QSB Research Excellence Awards Announced

Posted on December 4, 2009

(l to r): Professor Laurence Ashworth, Dean David Saunders and Professor Pamela Murphy at the QSB 2009 Research Excellence Awards Ceremony
(l to r): Professor Laurence Ashworth, Dean David Saunders and Professor Pamela Murphy at the QSB 2009 Research Excellence Awards Ceremony

For one Queen’s School of Business (QSB) scholar, consumers’ reaction to perceived mistreatment is a source of great fascination. For another, it is the psychological aspect of fraud that keeps the research fires burning.

The questions they ask may differ but what Professors Laurence Ashworth and Pamela Murphy do share is a passion for business research and a special honour from their Queen’s peers. At a ceremony held December 2, Professor Ashworth received QSB’s 2009 Award for Research Achievement, while Professor Murphy took home the School’s 2009 New Researcher Achievement Award.

Professor Ashworth discovered different routes by which unfair treatment can have a strong impact on a consumer’s self esteem. “I found fairness intrinsically interesting, partly because most people have the experience of being treated unfairly by stores. What always got me was the strength of those reactions, the feelings of injustice inspired even in trivial cases.
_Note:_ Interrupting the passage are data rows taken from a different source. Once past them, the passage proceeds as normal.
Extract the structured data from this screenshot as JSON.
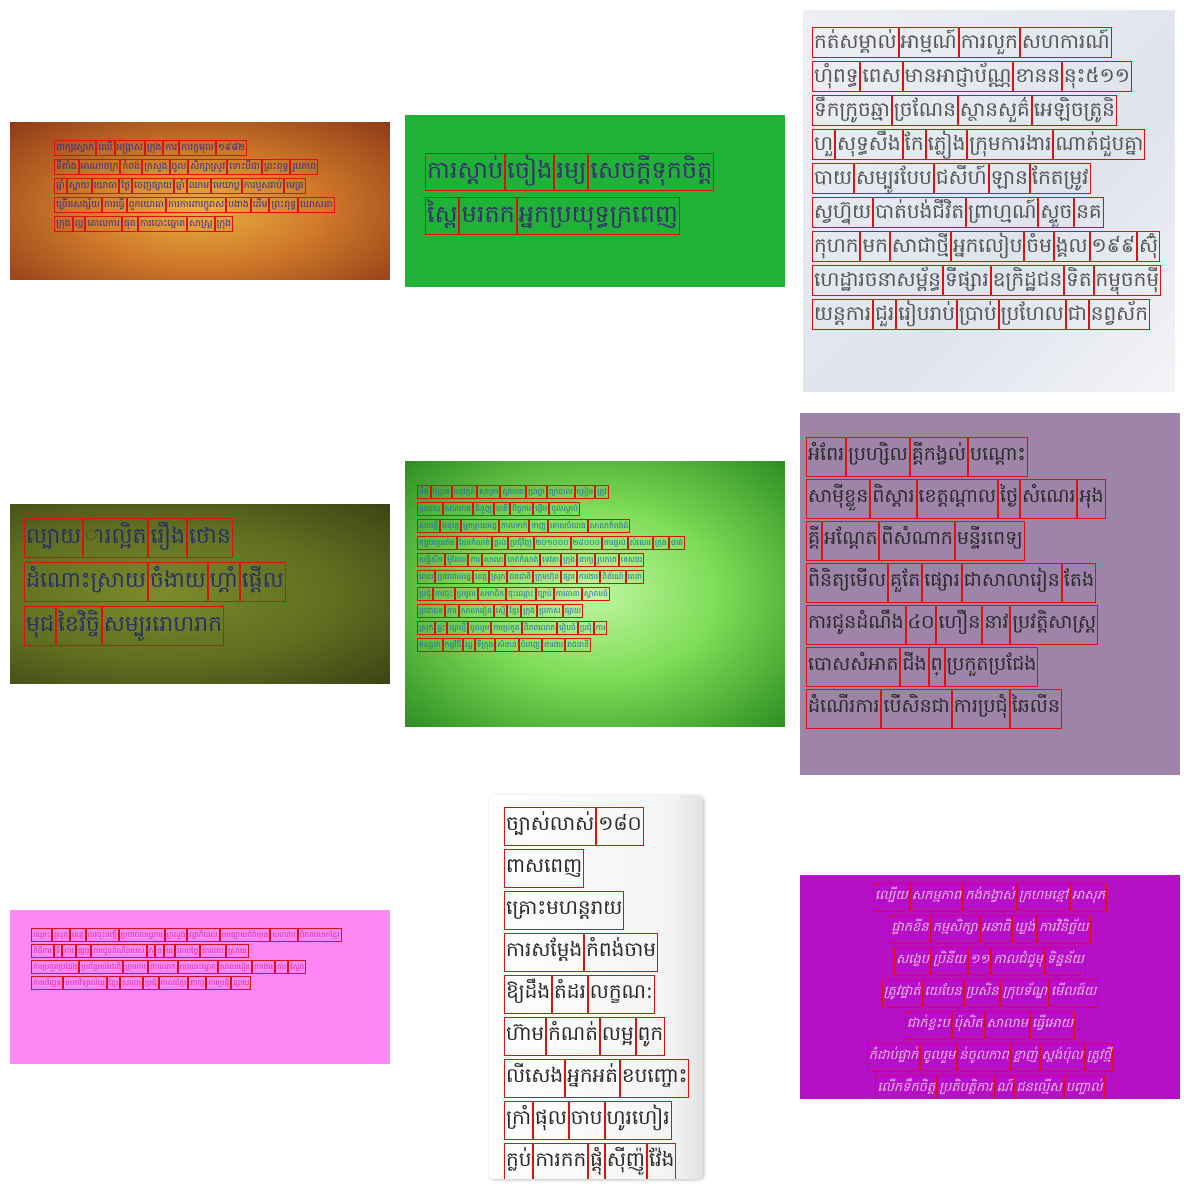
{
  "samples": [
    {
      "id": "sample-1",
      "lines": [
        [
          "ពាក្យស្លោក",
          "ឈើ",
          "អង្ក្រាស",
          "ក្រុង",
          "ការ",
          "ការក្ខមុល",
          "១៩៨២"
        ],
        [
          "ទីតាំង",
          "អាណាចក្រ",
          "កំពង់",
          "ក្រសួង",
          "ចូល",
          "សិក្សាស្រូវ",
          "ទោះបីជា",
          "ព្រះពុទ្ធ",
          "រូបភាព"
        ],
        [
          "ឆ្នាំ",
          "ស្វាយ",
          "យោធា",
          "ថ្ងៃ",
          "ចេញផ្សាយ",
          "ឆ្នាំ",
          "ឈាម",
          "មេឃាប្ល",
          "ការបួសរាប់",
          "មេត្រ"
        ],
        [
          "ច្រើនសង្ស័យ",
          "ការធ្វើ",
          "ពួកយោធា",
          "ការការពារក្ខូរាស",
          "បងាង",
          "ដើម",
          "ព្រះពុទ្ធ",
          "ឃោសនា"
        ],
        [
          "ក្រុង",
          "ល្អ",
          "គោលការ",
          "ផុត",
          "ការបោះឆ្នោត",
          "សាស្ត្រ",
          "ក្រុង"
        ]
      ]
    },
    {
      "id": "sample-2",
      "lines": [
        [
          "ការស្ដាប់",
          "ចៀង",
          "រម្យ",
          "សេចក្ដីទុកចិត្ត"
        ],
        [
          "ស្ពៃ",
          "មរតក",
          "អ្នកប្រយុទ្ធក្រពេញ"
        ]
      ]
    },
    {
      "id": "sample-3",
      "lines": [
        [
          "កត់សម្គាល់",
          "អាម្មណ៍",
          "ការលួក",
          "សហការណ៍"
        ],
        [
          "ហុំពទ្ធ",
          "ពេស",
          "មានអាជ្ញាប័ណ្ណ",
          "ខានន",
          "នុះ៥១១"
        ],
        [
          "ទឹកក្រូចឆ្មា",
          "ច្រណែន",
          "ស្ថានសួគ៌",
          "អេឡិចត្រូនិ"
        ],
        [
          "ហួ",
          "សុទ្ធសឹង",
          "កែ",
          "ភ្លៀង",
          "ក្រុមការងារ",
          "ណាត់ជួបគ្នា"
        ],
        [
          "បាយ",
          "សម្បូរបែប",
          "ជសីហ៍",
          "ឡាន",
          "កែតម្រូវ"
        ],
        [
          "ស្វហ្វ៊ុយ",
          "បាត់បង់ជីវិត",
          "ព្រាហ្មណ៍",
          "ស្ទួច",
          "នគ"
        ],
        [
          "កុហក",
          "មក",
          "សាជាថ្មី",
          "អ្នកលៀប",
          "ចំម",
          "ង្គល",
          "១៩៩",
          "ស៊ុំ"
        ],
        [
          "ហេដ្ឋារចនាសម្ព័ន្ធ",
          "ទីផ្សារ",
          "ឧក្រិដ្ឋជន",
          "ទិត",
          "កម្ចុចកម៉ី"
        ],
        [
          "យន្តការ",
          "ជួរ",
          "រៀបរាប់",
          "ប្រាប់",
          "ប្រហែល",
          "ជា",
          "នព្វស័ក"
        ]
      ]
    },
    {
      "id": "sample-4",
      "lines": [
        [
          "ល្បាយ",
          "ារល្អិត",
          "រឿង",
          "ថោន"
        ],
        [
          "ដំណោះស្រាយ",
          "ចំងាយ",
          "ហ្គាំ",
          "ផ្ដើល"
        ],
        [
          "មុជ",
          "ខៃវិច្ចិ",
          "សម្បូររោហរាក"
        ]
      ]
    },
    {
      "id": "sample-5",
      "lines": [
        [
          "នឹង",
          "ប៉ុន្មាន",
          "អនុវត្តន៍",
          "សាត្រា",
          "ស្ថាបនា",
          "ប្រាថ្នា",
          "ព្យាបាល",
          "ត្រៀម",
          "ត្រូវ"
        ],
        [
          "ប្រទេស",
          "សហភាព",
          "ជំនួញ",
          "បាតិ",
          "កិច្ចការ",
          "ផ្តើម",
          "ចូលស្ដាប់"
        ],
        [
          "សាមគ្គី",
          "អនុវត្ត",
          "អ្នកម្ដាយអង្គ",
          "កាលទាក់",
          "ទាញ",
          "គោលបំណង",
          "សាលាកំពង់ធំ"
        ],
        [
          "កម្ពុជាប្រឆាំង",
          "ដែនកំណត់",
          "ផ្ដល់",
          "ប្រជុំវិញ",
          "២០១០០០",
          "២៨០០០",
          "ការផ្ដល់",
          "សំណេរ",
          "ក្រុង",
          "បាត់"
        ],
        [
          "សន្និសីទ",
          "ម៉ូដែល",
          "ការ",
          "សាលា",
          "បាត់កំណត់",
          "ទេវតា",
          "ក្រុង",
          "ពាក្យ",
          "រូបភាព",
          "ទេសចរ"
        ],
        [
          "ពេល",
          "ប្រជាពលរដ្ឋ",
          "ខេត្ត",
          "ស្រុក",
          "ជនជាតិ",
          "ក្រុមហ៊ុន",
          "ផ្សារ",
          "ការងារ",
          "ពិព័រណ៍",
          "ធានា"
        ],
        [
          "ប្រជុំ",
          "ការចុះ",
          "ប្រមូល",
          "សមាជិក",
          "ចុះឈ្មោះ",
          "ច្បាប់",
          "ការធានា",
          "ស្វាគមន៍"
        ],
        [
          "ប្រជាជន",
          "ការ",
          "សាលារៀន",
          "ស្មើ",
          "ខ្មែរ",
          "ក្រុង",
          "ប្រកាស",
          "ផ្សាយ"
        ],
        [
          "ស្រុក",
          "ផ្ទះ",
          "ផ្សារថ្មី",
          "ចូលរួម",
          "ការប្រកួត",
          "ពិភពលោក",
          "រៀបចំ",
          "ប្រជុំ",
          "ការ"
        ],
        [
          "ទស្សនា",
          "កម្មវិធី",
          "រដ្ឋ",
          "ទីក្រុង",
          "សំខាន់",
          "បំពេញ",
          "ការងារ",
          "រាជធានី"
        ]
      ]
    },
    {
      "id": "sample-6",
      "lines": [
        [
          "អំពែរ",
          "ប្រហ្សិល",
          "គ្គីកង្វល់",
          "បណ្ដោះ"
        ],
        [
          "សាម៉ីខ្លួន",
          "ពិស្ដារ",
          "ខេត្តណ្តាល",
          "ថ្ងៃ",
          "សំណេរ",
          "អុង"
        ],
        [
          "គ្គី",
          "អណ្ដែត",
          "ពីសំណាក",
          "មន្ទីរពេទ្យ"
        ],
        [
          "ពិនិត្យមើល",
          "គួតែ",
          "ផ្សោរ",
          "ជាសាលារៀន",
          "តែង"
        ],
        [
          "ការជូនដំណឹង",
          "៤០",
          "ហឿន",
          "នាវ",
          "ប្រវត្តិសាស្ត្រ"
        ],
        [
          "បោសសំអាត",
          "ជីង",
          "ព្",
          "ប្រកួតប្រជែង"
        ],
        [
          "ដំណើរការ",
          "បើសិនជា",
          "ការប្រជុំ",
          "ឆៃលីន"
        ]
      ]
    },
    {
      "id": "sample-7",
      "lines": [
        [
          "ឈ្មោះ",
          "ស្រុក",
          "ខេត្ត",
          "ការចុះបញ្ជី",
          "ប្រជាពលរដ្ឋការ",
          "ក្រសួង",
          "រដ្ឋាភិបាល",
          "ការផ្សាយព័ត៌មាន",
          "សហការ",
          "ពិភពលោកខ្មែរ"
        ],
        [
          "ពិធីការ",
          "ទី",
          "ការ",
          "ផ្សារ",
          "ការជូនដំណឹងរបស់",
          "ក",
          "ខ",
          "ឃ",
          "ពេលថ្ងៃ",
          "ការដោះ",
          "ស្រាយ"
        ],
        [
          "ការប្រកួតប្រជែង",
          "ប្រព័ន្ធអប់រំជាតិ",
          "ក្រុមការ",
          "ការលោក",
          "ការបោះឆ្នោត",
          "សាលារៀន",
          "ការងារ",
          "ការ",
          "ស្វែង"
        ],
        [
          "ការបរិច្ឆេទ",
          "មហាវិទ្យាល័យ",
          "ខ្មែរ",
          "សាលា",
          "ប្រជុំ",
          "ភាសាខ្មែរ",
          "ពាក្យ",
          "ការប្រជុំ",
          "ផ្សាយ"
        ]
      ]
    },
    {
      "id": "sample-8",
      "lines": [
        [
          "ច្បាស់លាស់",
          "១៨០"
        ],
        [
          "ពាសពេញ"
        ],
        [
          "គ្រោះមហន្តរាយ"
        ],
        [
          "ការសម្ដែង",
          "កំពង់ចាម"
        ],
        [
          "ឱ្យដឹង",
          "តំដរ",
          "លក្ខណ:"
        ],
        [
          "ហ៊ាម",
          "កំណត់",
          "លម្អ",
          "ពូក"
        ],
        [
          "លីសេង",
          "អ្នកអត់",
          "ខបញ្ចោះ"
        ],
        [
          "ក្រាំ",
          "ផុល",
          "ចាប",
          "ហូរហៀរ"
        ],
        [
          "ក្លប់",
          "ការកក",
          "ផ្តុំ",
          "ស៊ីញ៉ូ",
          "វ៉ែង"
        ]
      ]
    },
    {
      "id": "sample-9",
      "lines": [
        [
          "ល្បើយ",
          "សកម្មភាព",
          "កង់កង្វាស់",
          "ក្រហមខ្មៅ",
          "អាសុភ"
        ],
        [
          "ផ្ទាកខីន",
          "កម្មសិក្សា",
          "អនាធិ",
          "ឃ្លង់",
          "ការវិនិច្ឆ័យ"
        ],
        [
          "សង្ខេប",
          "ប្រិនីយ",
          "១១",
          "កាលជំជូមុ",
          "ទិន្នន័យ"
        ],
        [
          "ត្រូវផ្ទាត់",
          "យេបែន",
          "ប្រសិន",
          "ក្រុបទ័ណ្ឌ",
          "មើលផ៍យ"
        ],
        [
          "ជាក់ខ្លះប",
          "ប៉ុសិត",
          "សាលាម",
          "ធ្វើអោយ"
        ],
        [
          "កំដាប់ផ្ទាក់",
          "ចូលរួម",
          "ន់ចូលកាព",
          "ខ្លាញ់",
          "ស្ដង់ប៉ុល",
          "ត្រូវថ្មី"
        ],
        [
          "លើកទឹកចិត្ត",
          "ប្រតិបត្តិការ",
          "ណ៍",
          "ជនល្មើស",
          "បញ្ចាល់"
        ]
      ]
    }
  ]
}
I wanted to figure out what was going on.”

Professor Ashworth was appointed Assistant Professor of Queen’s School of Business in 2003. He has published in a variety of publications, including the Journal of Consumer Research, the Journal of Marketing, the Journal of the Academy of Marketing Science, the Journal of Consumer Psychology, and the Journal of Business Ethics, and has presented his findings at more than 20 refereed conferences.

Professor Murphy is a fitting recipient of the QSB’s New Researcher Achievement Award, which recognizes a pre-tenured faculty member’s research contribution. Her research, which grew from her involvement in the business world, as an auditor, controller, marketing manager, and management consultant is focused on identifying how people rationalize unethical behaviour.

Professor Murphy runs experiments with students in networked computer labs to show the role rationalization plays in committing fraud. “I love getting people into experiments and looking at what they do,” she says. “Humans truly fascinate me and they rarely do everything I think they will. That’s what keeps us going as researchers.”

Professor Murphy came to QSB in 2007, following the completion of her PhD at the University of Wisconsin-Madison. Her work has been published in Contemporary Accounting Research and Journal of Business Ethics, top journals in their fields.

The award program is administered by an ad hoc committee of QSB professors who consider the research achievements of their peers. In addition to the recognition, recipients receive grants to support their research and facilitate its dissemination into journals and other quality publications.